The next door: Nextdoor is looking to radically change its business by leaning into local news and information. In an interview with Semafor at Cannes Lions last week, Nextdoor’s co-founder and newly reappointed CEO, Nirav Tolia, acknowledged that the online local communities platform “hasn’t had a great product in the last couple of years.” It’s planning a relaunch in the coming months that will build upon what most people use Nextdoor for — local services — and attempt to make it a destination for events, openings, and other information. As part of that relaunch, Tolia said that the company plans to refocus itself around urban users.

“When you lose your dog, you go to Nextdoor. You need a plumber, when you hear a loud noise, whatever — most of the conversation [on Nextdoor] is driven by intent,” he said. “Those news sources that you use in the morning, they’re not intent-centric. They are discovery-centric. But the reason I go every morning is because I want to discover something interesting,” he said.

✰ Hollywood

Good deal: The illegal streaming service Jetflicks was charging $9.99 a month for a content library including thousands of TV episodes — “a lineup larger than the combined catalogs of Netflix, Hulu, Vudu and Amazon Prime Video,” according to federal prosecutors in Las Vegas (natch) who shut the operation down in 2019. Last week, a jury convicted five men for running the service.


Rich Kleiman (L) and Kevin Durant on a Boardroom video podcast.

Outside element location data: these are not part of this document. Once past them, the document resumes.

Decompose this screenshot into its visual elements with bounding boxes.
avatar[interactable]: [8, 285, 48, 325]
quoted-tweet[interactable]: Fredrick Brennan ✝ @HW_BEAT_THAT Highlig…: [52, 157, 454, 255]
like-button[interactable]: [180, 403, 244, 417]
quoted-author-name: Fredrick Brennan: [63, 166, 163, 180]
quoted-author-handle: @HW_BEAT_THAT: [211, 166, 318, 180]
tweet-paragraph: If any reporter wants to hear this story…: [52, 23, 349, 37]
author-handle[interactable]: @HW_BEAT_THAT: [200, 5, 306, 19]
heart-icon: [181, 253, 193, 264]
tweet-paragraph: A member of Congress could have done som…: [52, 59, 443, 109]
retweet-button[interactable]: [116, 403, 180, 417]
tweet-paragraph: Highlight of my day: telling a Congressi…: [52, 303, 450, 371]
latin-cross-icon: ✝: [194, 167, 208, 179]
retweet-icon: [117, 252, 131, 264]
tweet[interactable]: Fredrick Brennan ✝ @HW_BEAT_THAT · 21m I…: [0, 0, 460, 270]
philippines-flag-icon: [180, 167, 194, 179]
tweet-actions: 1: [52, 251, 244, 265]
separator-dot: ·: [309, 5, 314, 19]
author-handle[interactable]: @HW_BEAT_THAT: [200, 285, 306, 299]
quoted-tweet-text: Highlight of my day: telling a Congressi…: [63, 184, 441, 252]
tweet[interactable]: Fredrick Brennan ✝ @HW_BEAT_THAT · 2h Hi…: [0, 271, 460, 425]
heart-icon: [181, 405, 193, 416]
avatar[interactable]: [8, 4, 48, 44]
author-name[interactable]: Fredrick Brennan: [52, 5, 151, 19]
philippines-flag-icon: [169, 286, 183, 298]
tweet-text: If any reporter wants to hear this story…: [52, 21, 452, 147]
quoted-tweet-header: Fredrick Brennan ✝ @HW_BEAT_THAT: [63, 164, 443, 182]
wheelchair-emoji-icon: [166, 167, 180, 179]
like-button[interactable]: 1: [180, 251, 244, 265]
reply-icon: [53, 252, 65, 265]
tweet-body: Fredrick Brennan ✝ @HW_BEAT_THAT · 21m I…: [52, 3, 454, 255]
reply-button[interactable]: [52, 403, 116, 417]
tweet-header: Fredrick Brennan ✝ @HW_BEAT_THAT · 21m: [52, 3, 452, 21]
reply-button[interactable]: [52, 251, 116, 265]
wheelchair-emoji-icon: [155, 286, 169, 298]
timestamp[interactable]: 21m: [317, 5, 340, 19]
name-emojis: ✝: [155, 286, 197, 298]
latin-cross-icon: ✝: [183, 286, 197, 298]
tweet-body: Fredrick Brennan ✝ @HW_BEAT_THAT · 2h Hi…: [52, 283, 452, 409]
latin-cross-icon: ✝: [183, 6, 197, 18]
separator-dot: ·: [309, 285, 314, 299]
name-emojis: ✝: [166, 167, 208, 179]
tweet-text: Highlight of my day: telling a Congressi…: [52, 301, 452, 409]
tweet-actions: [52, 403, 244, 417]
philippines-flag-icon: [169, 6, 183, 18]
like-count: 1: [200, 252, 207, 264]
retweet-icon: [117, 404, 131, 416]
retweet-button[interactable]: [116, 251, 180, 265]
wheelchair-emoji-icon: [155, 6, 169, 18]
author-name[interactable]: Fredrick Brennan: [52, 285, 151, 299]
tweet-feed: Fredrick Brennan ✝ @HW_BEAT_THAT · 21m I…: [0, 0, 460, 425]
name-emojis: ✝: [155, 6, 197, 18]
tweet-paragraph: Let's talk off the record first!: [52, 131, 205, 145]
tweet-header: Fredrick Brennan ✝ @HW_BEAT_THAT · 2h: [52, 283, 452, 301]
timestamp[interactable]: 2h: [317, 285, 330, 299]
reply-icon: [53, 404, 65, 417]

Boardroom talks: Kevin Durant wants to grow his media company. The Phoenix Suns superstar’s longtime agent and business partner Rich Kleiman spoke with Semafor last week about the evolution of the Boardroom, the sports information and events business that the duo founded together in 2019. Kleiman runs much of the Boardroom’s day-to-day business while Durant serves as its public face and a high-level adviser.

The sports businessman said he was reluctant to go to Cannes Lions in recent years because he “didn’t want to do it without something substantial” to discuss,” but this year he felt that the brand was ready to “educate people on what we built, how engaged our community is, why we think we have a real differentiated brand that can be extended in multiple different places.”

He told Semafor that while the company has become profitable without outside investment, he and Durant were increasingly open to finding a partner who could help grow new parts of the business, including a potential membership program and lifestyle products.

Unpivot: How dumb was the “pivot to video” discourse? First, publishers made videos nobody wanted. Then they concluded video was itself sort of a joke. Not so!

✦ Marketing

Insightful and depressing: The advertising guru Brian Morrissey writes that Hearst House in Cannes “was emblazoned with a banner reading ‘own the funnel.’ Publishers will need to move down the funnel.”

Credit/blame: Michael Kassan tells us that iHeartMedia CEO Bob Pittman gave him his best talking point in his ugly fight with UTA: “Hollywood divorce.”